In Dresden mobilisierte Pegida zuletzt nach unabhängigen Schätzungen am vergangenen Montag bis zu 8.500 Menschen. Das ist zwar noch weit entfernt von den 25.000 Demonstranten zu Hochzeiten, aber es waren im Frühjahr auch schon deutlich weniger. Damals wurde nach der Spaltung der Bewegung sogar über das nahende Ende von Pegida spekuliert. Im Jänner hatten Ex-Sprecherin Kathrin Oertel und mit ihr die halbe Führungsspitze der Anti-Islam-Bewegung hingeworfen und einen eigenen Verein gegründet.

Auch Bachmann zog sich zu Jahresbeginn offiziell aus der Pegida-Spitze zurück, nachdem ein Foto von ihm in Hitler-Pose und ausländerfeindliche Äußerungen im Internet öffentlich wurden. Er mischte aber weiter mit, sonnte sich in einem Auftritt des niederländischen Rechtspopulisten Geert Wilders in Dresden und blieb die dominierende Figur bei Pegida, während die Abtrünnigen um Oertel längst in der Versenkung verschwunden sind. Bei der Dresdner Oberbürgermeisterwahl holte die Pegida-Kandidatin Tatjana Festerling im Juni fast zehn Prozent.

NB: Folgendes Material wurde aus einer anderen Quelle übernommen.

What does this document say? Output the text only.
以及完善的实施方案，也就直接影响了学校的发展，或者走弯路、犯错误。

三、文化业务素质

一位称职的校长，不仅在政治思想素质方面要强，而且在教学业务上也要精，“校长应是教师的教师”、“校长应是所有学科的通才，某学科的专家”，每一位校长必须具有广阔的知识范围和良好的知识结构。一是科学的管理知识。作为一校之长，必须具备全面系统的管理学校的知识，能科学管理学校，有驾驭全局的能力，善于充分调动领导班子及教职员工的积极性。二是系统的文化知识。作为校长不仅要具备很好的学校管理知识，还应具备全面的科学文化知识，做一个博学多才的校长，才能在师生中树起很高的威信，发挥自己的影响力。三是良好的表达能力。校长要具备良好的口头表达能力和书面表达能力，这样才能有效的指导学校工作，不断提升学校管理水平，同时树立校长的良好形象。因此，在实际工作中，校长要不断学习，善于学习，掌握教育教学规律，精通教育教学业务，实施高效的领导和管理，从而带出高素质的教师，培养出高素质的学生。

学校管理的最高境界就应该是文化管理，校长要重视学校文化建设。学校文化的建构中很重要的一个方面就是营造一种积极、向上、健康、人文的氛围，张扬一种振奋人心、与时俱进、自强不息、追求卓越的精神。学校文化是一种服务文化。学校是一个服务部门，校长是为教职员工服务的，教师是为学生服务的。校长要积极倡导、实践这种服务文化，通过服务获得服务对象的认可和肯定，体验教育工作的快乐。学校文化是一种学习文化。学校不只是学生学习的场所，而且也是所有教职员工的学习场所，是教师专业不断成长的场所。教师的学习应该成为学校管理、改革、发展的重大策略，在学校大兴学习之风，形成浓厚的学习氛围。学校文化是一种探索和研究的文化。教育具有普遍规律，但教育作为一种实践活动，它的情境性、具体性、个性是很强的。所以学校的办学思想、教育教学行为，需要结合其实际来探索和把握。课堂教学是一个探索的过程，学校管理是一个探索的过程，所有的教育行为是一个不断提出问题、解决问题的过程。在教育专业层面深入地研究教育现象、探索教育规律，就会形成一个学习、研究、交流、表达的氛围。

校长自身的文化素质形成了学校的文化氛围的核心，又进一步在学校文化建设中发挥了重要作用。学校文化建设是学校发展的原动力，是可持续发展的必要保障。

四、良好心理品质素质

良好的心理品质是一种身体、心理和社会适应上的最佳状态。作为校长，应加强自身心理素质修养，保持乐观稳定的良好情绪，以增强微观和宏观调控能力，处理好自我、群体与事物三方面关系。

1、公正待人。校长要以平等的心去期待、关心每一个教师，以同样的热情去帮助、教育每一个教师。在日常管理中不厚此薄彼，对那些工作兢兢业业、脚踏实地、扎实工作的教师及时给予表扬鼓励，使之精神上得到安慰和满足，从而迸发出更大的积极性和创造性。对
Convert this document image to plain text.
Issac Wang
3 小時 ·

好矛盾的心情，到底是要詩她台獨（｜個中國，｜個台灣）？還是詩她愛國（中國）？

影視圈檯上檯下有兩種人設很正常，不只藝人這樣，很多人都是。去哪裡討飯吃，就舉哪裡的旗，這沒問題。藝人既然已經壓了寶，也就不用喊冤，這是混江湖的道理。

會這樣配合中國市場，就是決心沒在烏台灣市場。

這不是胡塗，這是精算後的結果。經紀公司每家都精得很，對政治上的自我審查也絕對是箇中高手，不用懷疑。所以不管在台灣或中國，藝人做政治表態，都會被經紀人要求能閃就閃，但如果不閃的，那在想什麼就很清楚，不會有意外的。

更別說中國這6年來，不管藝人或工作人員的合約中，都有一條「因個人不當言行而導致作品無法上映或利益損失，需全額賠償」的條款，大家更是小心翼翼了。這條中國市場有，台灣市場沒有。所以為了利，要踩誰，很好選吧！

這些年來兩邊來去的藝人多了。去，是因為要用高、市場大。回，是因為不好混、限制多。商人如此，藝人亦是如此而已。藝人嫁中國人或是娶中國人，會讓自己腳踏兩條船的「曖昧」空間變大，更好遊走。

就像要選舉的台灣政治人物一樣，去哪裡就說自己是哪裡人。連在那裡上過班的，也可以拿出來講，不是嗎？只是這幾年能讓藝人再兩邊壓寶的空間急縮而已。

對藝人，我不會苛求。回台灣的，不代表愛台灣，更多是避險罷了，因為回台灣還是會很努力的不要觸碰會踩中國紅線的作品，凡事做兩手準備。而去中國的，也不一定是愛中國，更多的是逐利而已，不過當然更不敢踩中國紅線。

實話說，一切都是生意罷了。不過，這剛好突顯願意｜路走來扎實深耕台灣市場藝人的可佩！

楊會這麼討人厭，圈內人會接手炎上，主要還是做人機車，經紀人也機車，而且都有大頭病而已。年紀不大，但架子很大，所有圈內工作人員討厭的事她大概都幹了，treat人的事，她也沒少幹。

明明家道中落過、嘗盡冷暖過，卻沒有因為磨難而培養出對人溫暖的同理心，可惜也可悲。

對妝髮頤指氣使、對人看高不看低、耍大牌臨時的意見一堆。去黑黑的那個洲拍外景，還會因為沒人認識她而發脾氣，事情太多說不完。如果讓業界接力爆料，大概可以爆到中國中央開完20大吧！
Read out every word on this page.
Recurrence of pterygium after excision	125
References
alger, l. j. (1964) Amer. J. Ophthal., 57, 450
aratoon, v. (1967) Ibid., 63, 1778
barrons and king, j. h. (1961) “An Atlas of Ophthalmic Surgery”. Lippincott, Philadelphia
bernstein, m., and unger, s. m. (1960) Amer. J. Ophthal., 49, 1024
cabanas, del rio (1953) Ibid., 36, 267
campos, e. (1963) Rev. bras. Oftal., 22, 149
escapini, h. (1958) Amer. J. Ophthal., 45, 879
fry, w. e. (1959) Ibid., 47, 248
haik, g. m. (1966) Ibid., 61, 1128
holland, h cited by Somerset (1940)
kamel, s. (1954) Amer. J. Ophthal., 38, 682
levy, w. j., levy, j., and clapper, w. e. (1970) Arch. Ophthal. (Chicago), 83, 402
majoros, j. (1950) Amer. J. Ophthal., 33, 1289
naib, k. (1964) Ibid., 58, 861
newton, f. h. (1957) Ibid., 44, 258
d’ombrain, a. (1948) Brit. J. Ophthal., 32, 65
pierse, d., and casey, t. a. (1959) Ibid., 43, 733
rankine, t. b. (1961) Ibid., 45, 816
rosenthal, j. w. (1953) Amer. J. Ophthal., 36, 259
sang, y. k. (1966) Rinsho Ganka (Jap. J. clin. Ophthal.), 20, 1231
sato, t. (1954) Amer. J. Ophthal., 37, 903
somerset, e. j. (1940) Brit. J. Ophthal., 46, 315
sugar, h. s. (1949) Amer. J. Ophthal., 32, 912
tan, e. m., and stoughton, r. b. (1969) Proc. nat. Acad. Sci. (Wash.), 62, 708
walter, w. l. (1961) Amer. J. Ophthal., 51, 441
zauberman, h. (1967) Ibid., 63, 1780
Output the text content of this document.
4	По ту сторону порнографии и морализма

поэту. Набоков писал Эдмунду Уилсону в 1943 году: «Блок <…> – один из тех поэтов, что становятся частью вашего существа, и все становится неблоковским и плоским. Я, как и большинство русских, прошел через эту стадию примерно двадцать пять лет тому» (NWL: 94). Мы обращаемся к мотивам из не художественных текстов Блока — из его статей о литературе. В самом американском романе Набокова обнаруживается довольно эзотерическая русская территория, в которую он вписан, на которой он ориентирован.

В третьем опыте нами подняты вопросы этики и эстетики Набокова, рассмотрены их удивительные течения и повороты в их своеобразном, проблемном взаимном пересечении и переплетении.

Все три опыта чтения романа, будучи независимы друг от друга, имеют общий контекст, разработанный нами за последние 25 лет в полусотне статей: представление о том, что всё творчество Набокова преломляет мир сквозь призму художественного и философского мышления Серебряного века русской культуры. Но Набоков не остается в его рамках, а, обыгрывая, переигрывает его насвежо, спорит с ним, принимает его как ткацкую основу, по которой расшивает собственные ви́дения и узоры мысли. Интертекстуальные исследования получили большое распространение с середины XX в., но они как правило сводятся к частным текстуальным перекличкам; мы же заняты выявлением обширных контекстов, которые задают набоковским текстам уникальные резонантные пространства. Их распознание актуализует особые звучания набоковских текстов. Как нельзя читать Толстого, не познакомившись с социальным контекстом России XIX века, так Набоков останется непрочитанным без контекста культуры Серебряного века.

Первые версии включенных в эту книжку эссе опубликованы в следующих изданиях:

Inzwischen ist Bachmann allerdings ins Visier der Justiz geraten, ihm droht ein Prozess wegen Volksverhetzung. Vor wenigen Tagen erhob die Staatsanwaltschaft Dresden Anklage gegen den Pegida-Gründer. Ihm wird vorgeworfen, im September vergangenen Jahres auf seiner Facebook-Seite Kriegsflüchtlinge und Asylbewerber unter anderem als "Gelumpe" und "Viehzeug" beschimpft zu haben. Er habe damit zum Hass gegen Flüchtlinge aufgestachelt, erklärte die Anklagebehörde.

Die sächsischen Landesregierung hat indes immer noch keine klare Strategie im Umgang mit Pegida. Die Opposition wirft der CDU-geführten Regierung vor, sie habe zu lange Verständnis für Pegida gezeigt und den Rechtsextremismus zu lange verharmlost. Pegida habe Täter zu Angriffen auf Flüchtlingsunterkünfte motiviert, sagen Kritiker. Tatsächlich fand Ministerpräsident Stanislaw Tillich, der noch im Jänner fand, der Islam gehöre nicht zu Deutschland und Sachsen, erst nach den fremdenfeindlichen Ausschreitung etwa in Heidenau deutliche Worte - und forderte einen "Aufstand" gegen Hass und Gewalt.

Ob Pegida auf der Straße bleibt oder stärker in die Politik drängt, wird sich in den kommenden Monaten zeigen. Bachmann kündigte schon vor Wochen die Gründung einer Partei an, die dann auch bei Landtagswahlen, etwa in Baden-Württemberg, antreten solle.

Für Dresden bleibt Pegida so oder so ein Problem. Oberbürgermeister Dirk Hilbert sprach bereits vor einiger Zeit von einem "dramatischen Imageproblem". Der Wissenschaftsstandort Dresden leidet - und natürlich der Tourismus.